Index estimate by first Betti number of minimal hypersurfaces in compact symmetric spaces
Toru Kajigaya, Keita Kunikawa
TL;DR
This work advances index estimates for minimal hypersurfaces in compact semi-simple Riemannian symmetric spaces by introducing trace-formula methods that leverage harmonic 1-forms and wedge^2 g structures. By embedding the ambient manifold into a compact semi-simple RSS and constructing test variations linked to the ambient Killing fields, the authors derive explicit trace identities that bound the Morse index in terms of the first Betti number b1(Σ). The main result yields a universal linear bound index(Σ) ≥ 2/(d(d−1)+2(2n−3)) · b1(Σ) for unstable Σ, with corollaries for two-sided and simply-connected M and applications to Berger spheres and K-projective geodesic spheres.

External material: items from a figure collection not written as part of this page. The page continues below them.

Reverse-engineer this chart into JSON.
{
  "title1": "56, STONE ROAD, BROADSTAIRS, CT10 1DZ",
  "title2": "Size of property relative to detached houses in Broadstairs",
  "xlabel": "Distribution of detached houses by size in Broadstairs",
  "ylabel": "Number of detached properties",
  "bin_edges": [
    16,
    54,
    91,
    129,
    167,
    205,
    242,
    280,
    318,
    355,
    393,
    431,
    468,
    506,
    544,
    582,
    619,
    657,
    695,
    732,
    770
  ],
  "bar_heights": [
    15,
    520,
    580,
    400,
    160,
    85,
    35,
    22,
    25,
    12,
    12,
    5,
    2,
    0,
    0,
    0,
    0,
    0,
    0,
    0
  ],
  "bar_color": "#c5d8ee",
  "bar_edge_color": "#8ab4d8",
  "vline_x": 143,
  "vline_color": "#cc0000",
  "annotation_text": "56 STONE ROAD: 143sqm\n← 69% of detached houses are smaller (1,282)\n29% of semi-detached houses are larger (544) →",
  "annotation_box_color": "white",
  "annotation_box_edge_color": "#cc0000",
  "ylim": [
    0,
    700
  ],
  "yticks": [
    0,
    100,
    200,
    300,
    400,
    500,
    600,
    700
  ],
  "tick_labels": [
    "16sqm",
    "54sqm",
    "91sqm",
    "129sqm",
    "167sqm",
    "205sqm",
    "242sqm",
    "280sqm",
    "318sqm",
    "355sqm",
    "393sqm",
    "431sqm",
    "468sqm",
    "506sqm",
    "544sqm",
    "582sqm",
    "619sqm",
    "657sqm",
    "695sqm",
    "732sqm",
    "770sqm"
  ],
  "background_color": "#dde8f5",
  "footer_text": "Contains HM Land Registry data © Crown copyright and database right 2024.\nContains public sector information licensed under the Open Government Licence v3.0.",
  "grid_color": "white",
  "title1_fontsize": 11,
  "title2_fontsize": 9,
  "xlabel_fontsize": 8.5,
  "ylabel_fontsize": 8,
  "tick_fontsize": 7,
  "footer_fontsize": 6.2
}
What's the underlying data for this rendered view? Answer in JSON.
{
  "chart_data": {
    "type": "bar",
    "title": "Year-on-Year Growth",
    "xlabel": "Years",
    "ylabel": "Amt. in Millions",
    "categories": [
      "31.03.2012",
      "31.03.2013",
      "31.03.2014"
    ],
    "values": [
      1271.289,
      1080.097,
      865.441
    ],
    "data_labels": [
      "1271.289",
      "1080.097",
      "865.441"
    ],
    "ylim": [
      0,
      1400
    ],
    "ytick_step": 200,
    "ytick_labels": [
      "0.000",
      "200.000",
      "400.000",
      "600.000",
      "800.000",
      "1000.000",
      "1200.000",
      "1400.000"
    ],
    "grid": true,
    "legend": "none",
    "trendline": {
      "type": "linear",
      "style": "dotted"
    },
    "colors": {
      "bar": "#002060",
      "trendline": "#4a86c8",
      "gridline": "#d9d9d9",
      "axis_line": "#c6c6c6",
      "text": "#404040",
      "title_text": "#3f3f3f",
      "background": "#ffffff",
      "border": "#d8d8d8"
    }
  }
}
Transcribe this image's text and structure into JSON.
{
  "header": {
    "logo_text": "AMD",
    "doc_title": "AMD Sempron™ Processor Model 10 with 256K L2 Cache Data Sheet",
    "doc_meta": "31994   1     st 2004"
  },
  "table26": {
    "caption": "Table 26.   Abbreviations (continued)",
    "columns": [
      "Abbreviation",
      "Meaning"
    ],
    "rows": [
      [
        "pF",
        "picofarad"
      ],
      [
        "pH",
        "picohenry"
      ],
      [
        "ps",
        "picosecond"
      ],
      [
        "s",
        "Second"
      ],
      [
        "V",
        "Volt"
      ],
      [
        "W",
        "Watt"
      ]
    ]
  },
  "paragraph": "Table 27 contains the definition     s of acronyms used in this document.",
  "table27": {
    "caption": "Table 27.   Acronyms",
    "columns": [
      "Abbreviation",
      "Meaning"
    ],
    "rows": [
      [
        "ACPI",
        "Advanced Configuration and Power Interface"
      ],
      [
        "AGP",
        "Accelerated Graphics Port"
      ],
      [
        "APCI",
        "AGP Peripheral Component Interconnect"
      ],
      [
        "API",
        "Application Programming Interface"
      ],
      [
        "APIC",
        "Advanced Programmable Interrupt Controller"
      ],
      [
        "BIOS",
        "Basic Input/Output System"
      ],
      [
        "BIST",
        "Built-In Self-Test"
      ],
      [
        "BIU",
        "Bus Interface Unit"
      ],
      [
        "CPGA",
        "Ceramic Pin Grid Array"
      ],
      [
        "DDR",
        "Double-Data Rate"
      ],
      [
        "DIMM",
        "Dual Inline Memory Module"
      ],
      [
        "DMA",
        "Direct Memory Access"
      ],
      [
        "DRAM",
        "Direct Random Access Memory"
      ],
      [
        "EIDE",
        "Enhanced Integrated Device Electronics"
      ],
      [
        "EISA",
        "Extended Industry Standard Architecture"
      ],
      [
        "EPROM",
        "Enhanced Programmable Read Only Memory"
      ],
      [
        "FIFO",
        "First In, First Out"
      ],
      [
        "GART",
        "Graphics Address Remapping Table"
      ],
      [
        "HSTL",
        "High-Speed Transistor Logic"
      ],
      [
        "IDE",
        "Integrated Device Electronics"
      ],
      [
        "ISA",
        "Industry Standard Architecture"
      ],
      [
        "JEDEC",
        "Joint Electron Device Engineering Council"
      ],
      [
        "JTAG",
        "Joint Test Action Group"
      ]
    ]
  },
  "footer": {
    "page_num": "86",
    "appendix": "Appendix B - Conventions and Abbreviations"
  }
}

The framework generalizes and unifies prior approaches (Savo, ACS, MR) and provides concrete geometric criteria to certify index bounds in families of symmetric spaces, contributing toward the Marques–Neves–Schoen conjecture in this broader setting.
Abstract
We show that the Morse index of unstable closed minimal hypersurface $Σ$ in a compact semi-simple Riemannian symmetric space $M=G/K$ is bounded from below by constant times the first Betti number of $Σ$. Our proof is based on a natural extension of the previous method and this also provides a novel approach for the index estimate.